The scenery was very different to the tropical diving of Fiji and the Great Barrier Reef. The colours were more subtle, with huge kelp forests populated by big black damsels, moko and snapper. Large short tailed and long tailed sting rays hid around the base of the kelp, with the ugly and venomous stone fish. Corals and sponges grew on the rocky walls with tiny nudibranchs (sea slugs), which I'm getting fairly good at spotting.
During our lunch break we moved to a different site. We visited a huge sea cave with an amazing echo, and sailed through a big hole in the rock, acclaimed by all on board to be as magnificent as it's famous cousin near Paihia.
By our second dive I was a lot more confident. Striding into the water, I was delighted to see a manta ray circling beneath me. It soon shot off and encumbered by scuba gear I had no chance of following it, but it was magical; I was very lucky as they are a rare visitor to New Zealand.
The following day we returned to the Tutukaka coast. This time we were beach hopping. We drove through to Sandy Bay, a well-known surf beach, but decided that calmer waters were more our thing, and turned back towards the glorious Whale Bay and the stunning Matapouri Beach, where we sunned ourselves, read magazines, ate ice creams and swam in the perfect blue water. The next day we explored the Whangarei Heads. These are lovely but are sadly dominated by the unattractive oil refinery. It is possible to visit this as a tourist attraction- as are the coal-fired power station in Huntly, the hydroelectric station at Manapouri and the aluminium smetler at Bluff, amongst others. I am sure there is a travel book in there somewhere- touring the world's dullest tourist attractions (the fibreglass cave museum at Fontaine de Vacluse, Provence, would be another contender). If I get really bored I might write it one day.

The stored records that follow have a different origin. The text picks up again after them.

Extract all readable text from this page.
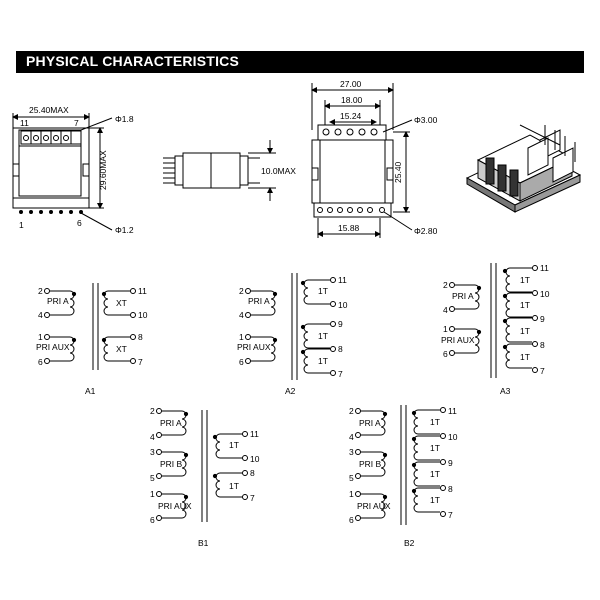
PHYSICAL CHARACTERISTICS
25.40MAX
11	7
1	6
29.60MAX
Φ1.8
Φ1.2
10.0MAX
27.00
18.00
15.24
25.40
Φ3.00
Φ2.80
15.88
2
PRI A
4
1
PRI AUX
6
11
XT
10
8
XT
7
A1
2
PRI A
4
1
PRI AUX
6
11
1T
10
9
1T
8
1T
7
A2
2
PRI A
4
1
PRI AUX
6
11
1T
10
1T
9
1T
8
1T
7
A3
2
PRI A
4
3
PRI B
5
1
PRI AUX
6
11
1T
10
8
1T
7
B1
2
PRI A
4
3
PRI B
5
1
PRI AUX
6
11
1T
10
1T
9
1T
8
1T
7
B2
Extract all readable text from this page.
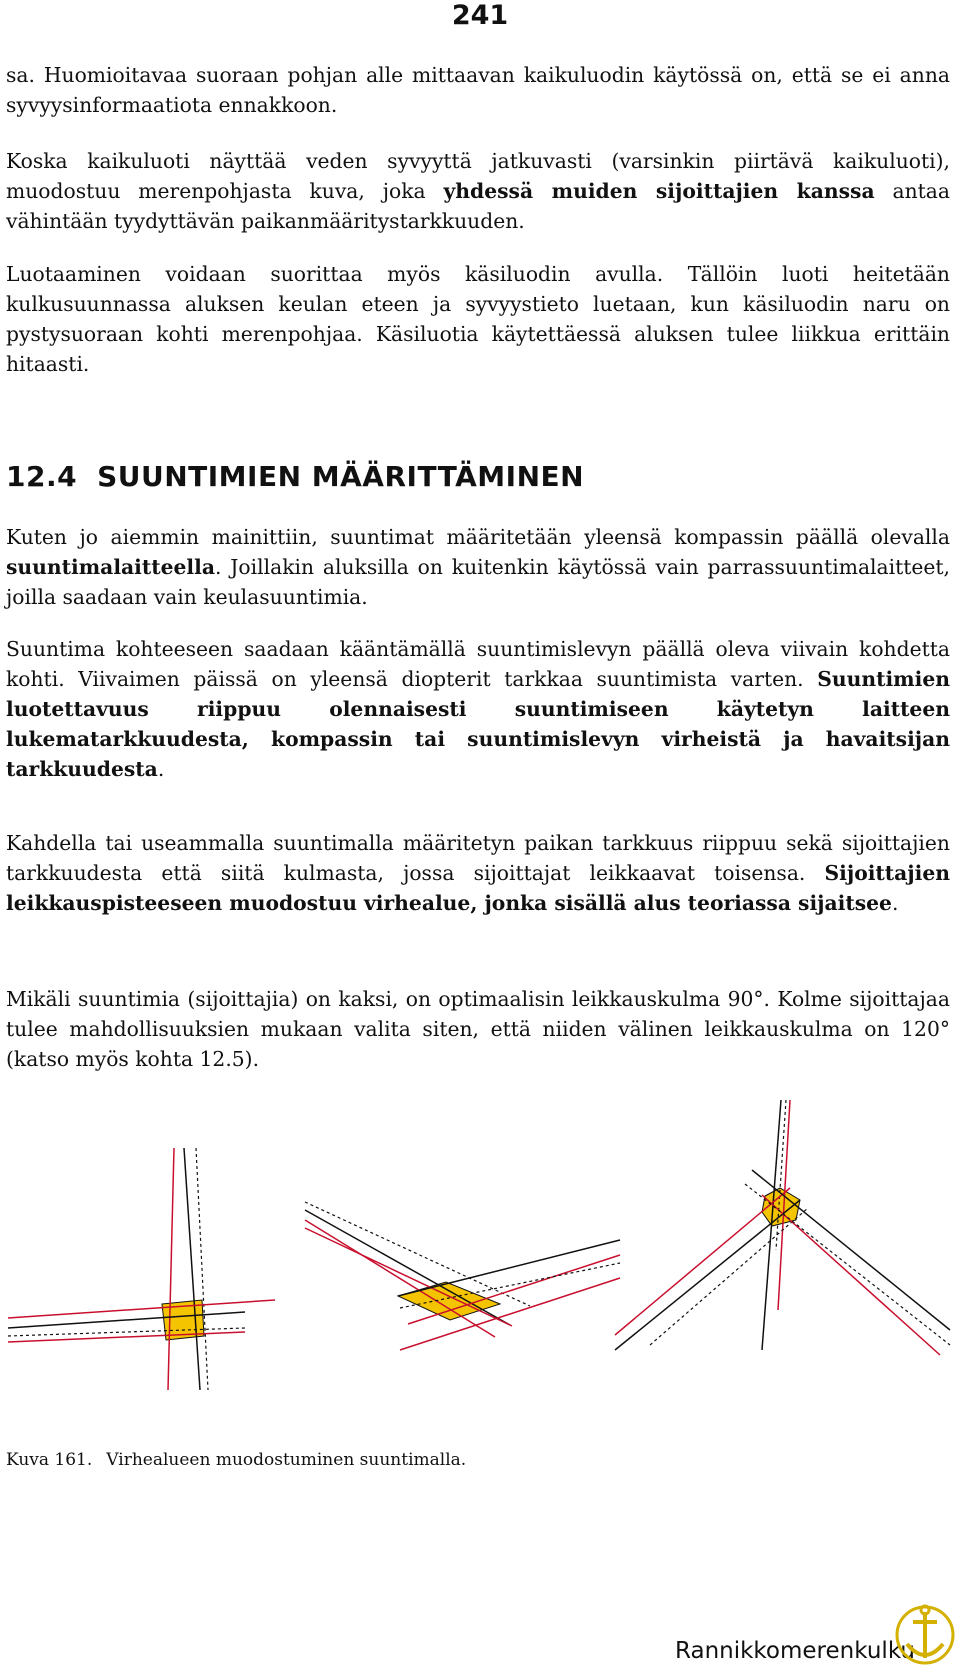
241

sa. Huomioitavaa suoraan pohjan alle mittaavan kaikuluodin käytössä on, että se ei anna syvyysinformaatiota ennakkoon.

Koska kaikuluoti näyttää veden syvyyttä jatkuvasti (varsinkin piirtävä kaikuluoti), muodostuu merenpohjasta kuva, joka yhdessä muiden sijoittajien kanssa antaa vähintään tyydyttävän paikanmääritystarkkuuden.

Luotaaminen voidaan suorittaa myös käsiluodin avulla. Tällöin luoti heitetään kulkusuunnassa aluksen keulan eteen ja syvyystieto luetaan, kun käsiluodin naru on pystysuoraan kohti merenpohjaa. Käsiluotia käytettäessä aluksen tulee liikkua erittäin hitaasti.

12.4 SUUNTIMIEN MÄÄRITTÄMINEN

Kuten jo aiemmin mainittiin, suuntimat määritetään yleensä kompassin päällä olevalla suuntimalaitteella. Joillakin aluksilla on kuitenkin käytössä vain parrassuuntimalaitteet, joilla saadaan vain keulasuuntimia.

Suuntima kohteeseen saadaan kääntämällä suuntimislevyn päällä oleva viivain kohdetta kohti. Viivaimen päissä on yleensä diopterit tarkkaa suuntimista varten. Suuntimien luotettavuus riippuu olennaisesti suuntimiseen käytetyn laitteen lukematarkkuudesta, kompassin tai suuntimislevyn virheistä ja havaitsijan tarkkuudesta.

Kahdella tai useammalla suuntimalla määritetyn paikan tarkkuus riippuu sekä sijoittajien tarkkuudesta että siitä kulmasta, jossa sijoittajat leikkaavat toisensa. Sijoittajien leikkauspisteeseen muodostuu virhealue, jonka sisällä alus teoriassa sijaitsee.

Mikäli suuntimia (sijoittajia) on kaksi, on optimaalisin leikkauskulma 90°. Kolme sijoittajaa tulee mahdollisuuksien mukaan valita siten, että niiden välinen leikkauskulma on 120° (katso myös kohta 12.5).

Kuva 161. Virhealueen muodostuminen suuntimalla.

Rannikkomerenkulku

Anyway, well out of site of the oil refeinery we found Ocean Beach. Another surf beach, this was a beautiful expanse of snad, bt the strong wind soon had us headed for cover. Venturing into the unknown, we came to Pataua, a lovely beach with a protective sandbar, perfect for swimming. The town is split in half by an estuary which can be crossed by a foot bridge; to drive from the north to the south of the town you have to go right into Whangarei and back again.

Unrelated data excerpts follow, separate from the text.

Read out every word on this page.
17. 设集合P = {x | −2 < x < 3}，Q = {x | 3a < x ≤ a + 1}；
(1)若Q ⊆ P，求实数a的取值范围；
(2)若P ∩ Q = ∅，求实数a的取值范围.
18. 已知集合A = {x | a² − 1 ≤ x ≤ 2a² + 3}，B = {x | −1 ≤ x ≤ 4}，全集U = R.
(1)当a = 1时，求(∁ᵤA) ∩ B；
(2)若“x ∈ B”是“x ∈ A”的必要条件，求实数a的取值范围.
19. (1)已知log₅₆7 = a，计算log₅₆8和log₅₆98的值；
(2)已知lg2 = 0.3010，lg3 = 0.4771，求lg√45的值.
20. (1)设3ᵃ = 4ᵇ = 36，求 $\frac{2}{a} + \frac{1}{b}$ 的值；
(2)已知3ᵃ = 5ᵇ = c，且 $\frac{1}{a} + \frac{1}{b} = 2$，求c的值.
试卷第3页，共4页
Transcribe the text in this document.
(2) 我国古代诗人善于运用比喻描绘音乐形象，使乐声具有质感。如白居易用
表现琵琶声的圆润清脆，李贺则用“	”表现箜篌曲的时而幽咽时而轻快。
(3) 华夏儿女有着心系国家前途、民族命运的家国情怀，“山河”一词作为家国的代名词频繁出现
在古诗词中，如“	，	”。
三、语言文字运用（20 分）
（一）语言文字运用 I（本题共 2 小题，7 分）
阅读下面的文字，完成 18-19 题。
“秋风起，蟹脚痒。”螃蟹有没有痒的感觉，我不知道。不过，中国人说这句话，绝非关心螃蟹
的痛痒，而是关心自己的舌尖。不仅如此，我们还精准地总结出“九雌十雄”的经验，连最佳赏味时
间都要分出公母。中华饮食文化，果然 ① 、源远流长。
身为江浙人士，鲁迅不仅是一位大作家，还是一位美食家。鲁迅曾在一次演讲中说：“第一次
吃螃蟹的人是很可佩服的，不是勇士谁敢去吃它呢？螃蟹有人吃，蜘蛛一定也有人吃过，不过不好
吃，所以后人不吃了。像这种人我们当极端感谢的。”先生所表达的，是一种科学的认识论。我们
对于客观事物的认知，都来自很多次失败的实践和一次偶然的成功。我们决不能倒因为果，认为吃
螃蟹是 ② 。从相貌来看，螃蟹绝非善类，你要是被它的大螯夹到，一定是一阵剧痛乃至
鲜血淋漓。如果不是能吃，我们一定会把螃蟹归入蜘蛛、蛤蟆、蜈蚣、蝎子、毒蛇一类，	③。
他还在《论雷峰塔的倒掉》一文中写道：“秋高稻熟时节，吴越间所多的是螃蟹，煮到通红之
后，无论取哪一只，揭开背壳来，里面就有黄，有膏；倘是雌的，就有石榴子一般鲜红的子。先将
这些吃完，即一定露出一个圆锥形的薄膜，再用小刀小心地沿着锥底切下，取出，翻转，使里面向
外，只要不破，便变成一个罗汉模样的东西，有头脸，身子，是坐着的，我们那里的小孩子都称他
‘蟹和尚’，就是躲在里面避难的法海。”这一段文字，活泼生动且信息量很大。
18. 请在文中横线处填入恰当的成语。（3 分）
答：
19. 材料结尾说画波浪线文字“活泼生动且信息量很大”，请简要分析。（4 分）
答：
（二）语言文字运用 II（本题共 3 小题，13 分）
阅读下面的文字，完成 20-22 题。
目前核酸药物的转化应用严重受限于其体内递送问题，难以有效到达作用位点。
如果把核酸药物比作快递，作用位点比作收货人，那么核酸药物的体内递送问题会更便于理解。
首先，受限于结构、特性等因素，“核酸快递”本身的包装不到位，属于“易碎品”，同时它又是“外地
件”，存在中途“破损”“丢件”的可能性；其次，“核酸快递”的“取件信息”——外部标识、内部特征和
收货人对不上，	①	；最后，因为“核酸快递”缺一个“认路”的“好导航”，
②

Our holiday took a more adventurous tack when we visited Abbey Caves. Armed with helmets, torches and a small map, we visited the cave system by our lodge. Some of the caves had wonderful formations of stalagmites and stalagtites. The glow worm displays were beautiful, and we had the place all to ourselves. We waded our way through frigid water up to our waists, and negotiated a few tight spots and scrambles. It was a fantastic experience, and all the more satisfying for having done it ourselves. We only got lost once (in the woodland between caves) and returned to the lodge before they were considering sending out a search party.
Our final beach stop was at Pakiri Beach, on the way home. Another beautiful beach, this was calm enough to swim but had enough waves to be intereting.. The snad had a beautiful pink tinge- I imagine it would be lovely at sundet, but sadly we had to head back to Auckland and couldn't stay around that long.